A strike by local workers of the nation’s largest private garbage hauling company yesterday disrupted trash service for hundreds of Prince George’s County residents.

Forest Heights Mayor Myles Spires Jr. said about 300 homes missed trash collections because of the strike at Waste Management Inc., which began Monday.

“The timing is incredible because we’ve been talking about moving to a system of having our own trucks,” Mr. Spires said.

Officials for Waste Management, which has 38,000 residential accounts in Prince George’s and 7,700 commercial collections in the metropolitan area, said the company has lined up replacement workers from out of the area to perform the duties of the striking workers.

Company spokeswoman Lisa Kardell called the problem in Forest Heights “an isolated situation.”

“We have experienced some minor short-term service issues,” Miss Kardell said. “We are working diligently to resolve them.”

Thomas F. Matzen, deputy director for the Prince George’s Department of Environmental Resources, said the county would consider sending out its own trucks, if needed, to pick up trash, but he doesn’t expect the “worst case scenario” to happen.

“Waste Management is committing to us that they can meet the requirements they have,” Mr.

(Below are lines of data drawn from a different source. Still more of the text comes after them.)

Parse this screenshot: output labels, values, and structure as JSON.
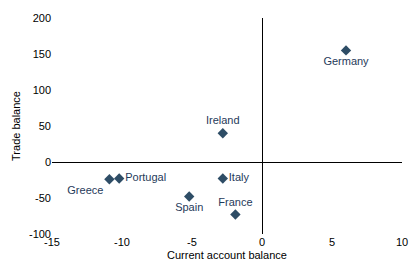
{
  "chart_data": {
    "type": "scatter",
    "x_label": "Current account balance",
    "y_label": "Trade balance",
    "labels": [
      "Germany",
      "Ireland",
      "Italy",
      "Portugal",
      "Greece",
      "Spain",
      "France"
    ],
    "x": [
      6,
      -2.8,
      -2.8,
      -10.2,
      -10.9,
      -5.2,
      -1.9
    ],
    "values": [
      155,
      40,
      -23,
      -23,
      -24,
      -48,
      -73
    ],
    "color": "#2e4d66",
    "marker": "diamond",
    "xlim": [
      -15,
      10
    ],
    "xticks": [
      -15,
      -10,
      -5,
      0,
      5,
      10
    ],
    "ylim": [
      -100,
      200
    ],
    "yticks": [
      -100,
      -50,
      0,
      50,
      100,
      150,
      200
    ],
    "grid": false,
    "data_labels": true
  }
}
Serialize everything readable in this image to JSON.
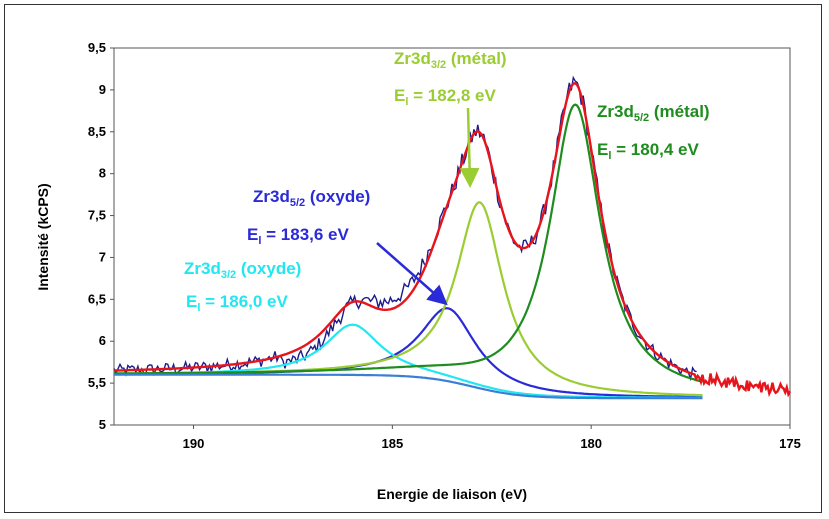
{
  "chart_data": {
    "type": "line",
    "title": "",
    "xlabel": "Energie de liaison (eV)",
    "ylabel": "Intensité (kCPS)",
    "xlim": [
      192,
      175
    ],
    "ylim": [
      5,
      9.5
    ],
    "x_reversed": true,
    "grid": false,
    "x_ticks": [
      190,
      185,
      180,
      175
    ],
    "y_ticks": [
      {
        "v": 5,
        "label": "5"
      },
      {
        "v": 5.5,
        "label": "5,5"
      },
      {
        "v": 6,
        "label": "6"
      },
      {
        "v": 6.5,
        "label": "6,5"
      },
      {
        "v": 7,
        "label": "7"
      },
      {
        "v": 7.5,
        "label": "7,5"
      },
      {
        "v": 8,
        "label": "8"
      },
      {
        "v": 8.5,
        "label": "8,5"
      },
      {
        "v": 9,
        "label": "9"
      },
      {
        "v": 9.5,
        "label": "9,5"
      }
    ],
    "background": {
      "color": "#3a7fd5",
      "start": 5.6,
      "end": 5.32,
      "center": 183,
      "steepness": 1.6,
      "x_from": 192,
      "x_to": 177.2
    },
    "peaks": [
      {
        "name": "Zr3d5/2 (oxyde)",
        "center": 183.6,
        "height": 0.87,
        "width": 0.85,
        "color": "#2a2ad8"
      },
      {
        "name": "Zr3d3/2 (oxyde)",
        "center": 186.0,
        "height": 0.6,
        "width": 0.85,
        "color": "#22e6f0"
      },
      {
        "name": "Zr3d3/2 (métal)",
        "center": 182.8,
        "height": 2.22,
        "width": 0.72,
        "color": "#9acd32"
      },
      {
        "name": "Zr3d5/2 (métal)",
        "center": 180.4,
        "height": 3.5,
        "width": 0.78,
        "color": "#1e8c1e"
      }
    ],
    "envelope": {
      "color": "#e8141c",
      "x_from": 192,
      "x_to": 175
    },
    "experimental": {
      "color": "#1c1c8a",
      "x_from": 192,
      "x_to": 177.3
    },
    "annotations": [
      {
        "peak": "Zr3d3/2 (métal)",
        "name": "Zr3d",
        "sub": "3/2",
        "state": " (métal)",
        "energy": "E",
        "energy_sub": "l",
        "energy_value": " = 182,8 eV",
        "color": "#9acd32"
      },
      {
        "peak": "Zr3d5/2 (métal)",
        "name": "Zr3d",
        "sub": "5/2",
        "state": " (métal)",
        "energy": "E",
        "energy_sub": "l",
        "energy_value": " = 180,4 eV",
        "color": "#1e8c1e"
      },
      {
        "peak": "Zr3d5/2 (oxyde)",
        "name": "Zr3d",
        "sub": "5/2",
        "state": " (oxyde)",
        "energy": "E",
        "energy_sub": "l",
        "energy_value": " = 183,6 eV",
        "color": "#2a2ad8"
      },
      {
        "peak": "Zr3d3/2 (oxyde)",
        "name": "Zr3d",
        "sub": "3/2",
        "state": " (oxyde)",
        "energy": "E",
        "energy_sub": "l",
        "energy_value": " = 186,0 eV",
        "color": "#22e6f0"
      }
    ]
  }
}
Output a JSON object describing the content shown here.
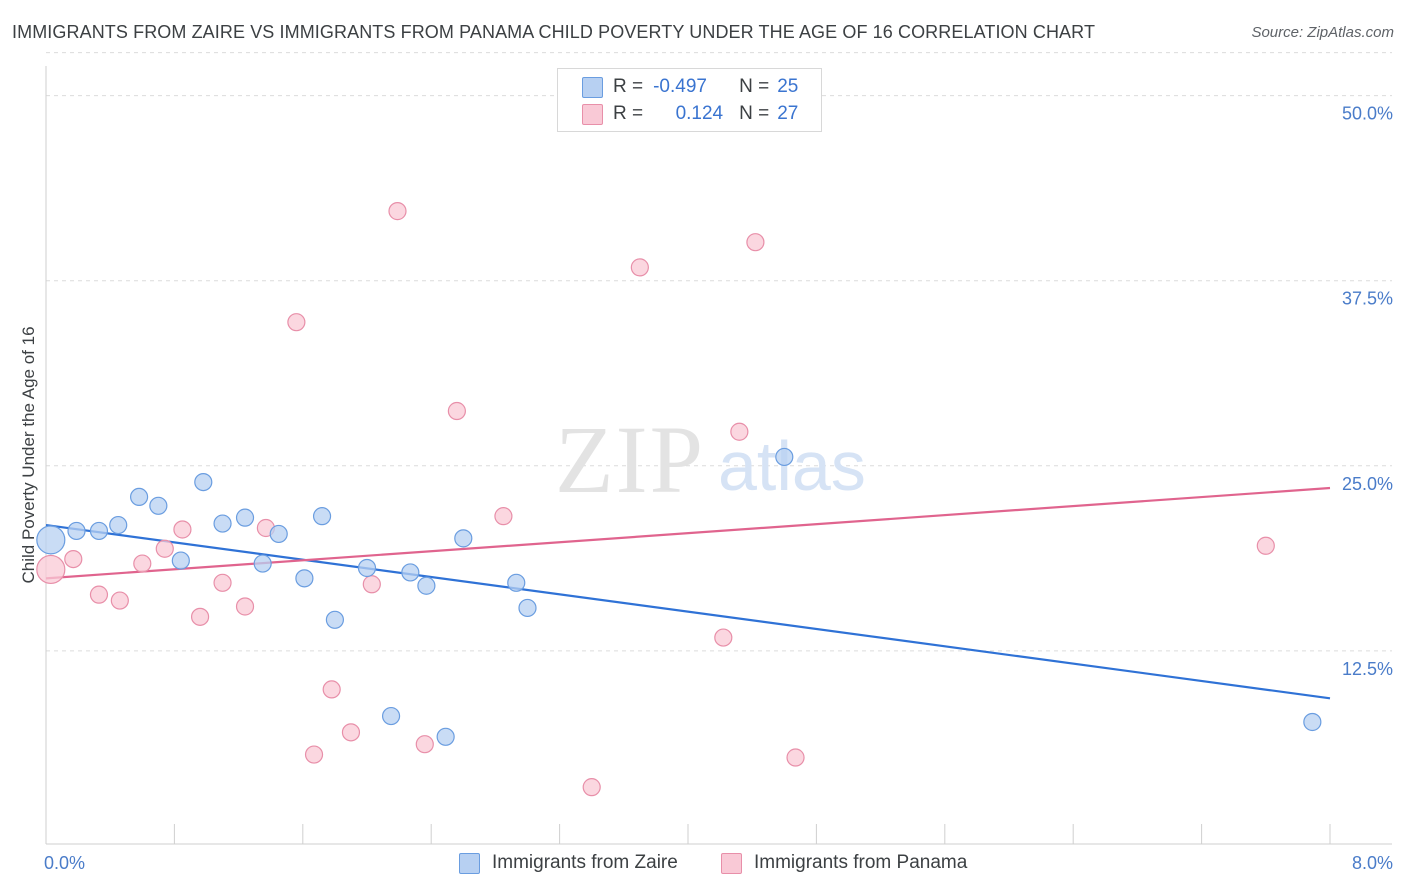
{
  "header": {
    "title": "IMMIGRANTS FROM ZAIRE VS IMMIGRANTS FROM PANAMA CHILD POVERTY UNDER THE AGE OF 16 CORRELATION CHART",
    "source": "Source: ZipAtlas.com"
  },
  "legend": {
    "r_label": "R =",
    "n_label": "N =",
    "zaire": {
      "r": "-0.497",
      "n": "25"
    },
    "panama": {
      "r": "0.124",
      "n": "27"
    }
  },
  "watermark": {
    "zip": "ZIP",
    "atlas": "atlas"
  },
  "colors": {
    "zaire_fill": "#b7d0f2",
    "zaire_stroke": "#6a9de0",
    "zaire_line": "#2f72d6",
    "panama_fill": "#f9c9d6",
    "panama_stroke": "#e88fa9",
    "panama_line": "#e0648e",
    "grid": "#dcdcdc",
    "tick_label": "#4a7cc9"
  },
  "chart_data": {
    "type": "scatter",
    "title": "IMMIGRANTS FROM ZAIRE VS IMMIGRANTS FROM PANAMA CHILD POVERTY UNDER THE AGE OF 16 CORRELATION CHART",
    "xlabel": "",
    "ylabel": "Child Poverty Under the Age of 16",
    "xlim": [
      0,
      8
    ],
    "ylim": [
      0,
      52
    ],
    "x_tick_labels": [
      "0.0%",
      "8.0%"
    ],
    "y_ticks": [
      12.5,
      25.0,
      37.5,
      50.0
    ],
    "y_tick_labels": [
      "12.5%",
      "25.0%",
      "37.5%",
      "50.0%"
    ],
    "grid": true,
    "legend_position": "bottom",
    "series": [
      {
        "name": "Immigrants from Zaire",
        "r": -0.497,
        "n": 25,
        "trend": {
          "x": [
            0,
            8
          ],
          "y": [
            21.0,
            9.3
          ]
        },
        "points": [
          {
            "x": 0.03,
            "y": 20.0,
            "big": true
          },
          {
            "x": 0.19,
            "y": 20.6
          },
          {
            "x": 0.33,
            "y": 20.6
          },
          {
            "x": 0.45,
            "y": 21.0
          },
          {
            "x": 0.58,
            "y": 22.9
          },
          {
            "x": 0.7,
            "y": 22.3
          },
          {
            "x": 0.84,
            "y": 18.6
          },
          {
            "x": 0.98,
            "y": 23.9
          },
          {
            "x": 1.1,
            "y": 21.1
          },
          {
            "x": 1.24,
            "y": 21.5
          },
          {
            "x": 1.35,
            "y": 18.4
          },
          {
            "x": 1.45,
            "y": 20.4
          },
          {
            "x": 1.61,
            "y": 17.4
          },
          {
            "x": 1.72,
            "y": 21.6
          },
          {
            "x": 1.8,
            "y": 14.6
          },
          {
            "x": 2.0,
            "y": 18.1
          },
          {
            "x": 2.15,
            "y": 8.1
          },
          {
            "x": 2.27,
            "y": 17.8
          },
          {
            "x": 2.37,
            "y": 16.9
          },
          {
            "x": 2.49,
            "y": 6.7
          },
          {
            "x": 2.6,
            "y": 20.1
          },
          {
            "x": 2.93,
            "y": 17.1
          },
          {
            "x": 3.0,
            "y": 15.4
          },
          {
            "x": 4.6,
            "y": 25.6
          },
          {
            "x": 7.89,
            "y": 7.7
          }
        ]
      },
      {
        "name": "Immigrants from Panama",
        "r": 0.124,
        "n": 27,
        "trend": {
          "x": [
            0,
            8
          ],
          "y": [
            17.4,
            23.5
          ]
        },
        "points": [
          {
            "x": 0.03,
            "y": 18.0,
            "big": true
          },
          {
            "x": 0.17,
            "y": 18.7
          },
          {
            "x": 0.33,
            "y": 16.3
          },
          {
            "x": 0.46,
            "y": 15.9
          },
          {
            "x": 0.6,
            "y": 18.4
          },
          {
            "x": 0.74,
            "y": 19.4
          },
          {
            "x": 0.85,
            "y": 20.7
          },
          {
            "x": 0.96,
            "y": 14.8
          },
          {
            "x": 1.1,
            "y": 17.1
          },
          {
            "x": 1.24,
            "y": 15.5
          },
          {
            "x": 1.37,
            "y": 20.8
          },
          {
            "x": 1.56,
            "y": 34.7
          },
          {
            "x": 1.67,
            "y": 5.5
          },
          {
            "x": 1.78,
            "y": 9.9
          },
          {
            "x": 1.9,
            "y": 7.0
          },
          {
            "x": 2.03,
            "y": 17.0
          },
          {
            "x": 2.19,
            "y": 42.2
          },
          {
            "x": 2.36,
            "y": 6.2
          },
          {
            "x": 2.56,
            "y": 28.7
          },
          {
            "x": 2.85,
            "y": 21.6
          },
          {
            "x": 3.4,
            "y": 3.3
          },
          {
            "x": 3.7,
            "y": 38.4
          },
          {
            "x": 4.22,
            "y": 13.4
          },
          {
            "x": 4.32,
            "y": 27.3
          },
          {
            "x": 4.42,
            "y": 40.1
          },
          {
            "x": 4.67,
            "y": 5.3
          },
          {
            "x": 7.6,
            "y": 19.6
          }
        ]
      }
    ]
  }
}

Matzen said.

As the week began, 88 sanitation workers represented by the Teamsters Union Local 639 went on strike, citing rising costs for health care coverage and reductions in retirement benefits.

“The strike is about dignity and respecting these workers’ contributions,” said Noa Oren, spokeswoman for the Teamsters.

Miss Kardell said the company’s offer is “more than fair” and “at or above average wages and benefit package.” But the Teamsters contend the deal is unfair because of cuts in take-home pay and employer-paid retirement benefits.

The workers’ contract expired last fall.

Miss Kardell said strike-related problems with trash collections will become less frequent as Waste Management’s out-of-state employees become familiar with the local routes.

However, Miss Oren said the problems won’t go away until the strike ends.

“Our workers are professional and know the routes and know the cities, and that’s not something you can do away with and expect to get the job done,” she said.

About 100 Waste Management workers are striking in New York City, where the company has about 10,000 commercial accounts. Mayor Michael R. Bloomberg has said city trucks would be used if commercial trash isn’t collected.

D.C. officials are giving no such assurances.

“We look to the private haulers to handle their own business,” said D.C. Department of Public Works spokeswoman Mary Myers, whose department handles residential trash collection. Miss Myers said the city’s fleet of garbage trucks don’t have the equipment needed to service commercial businesses.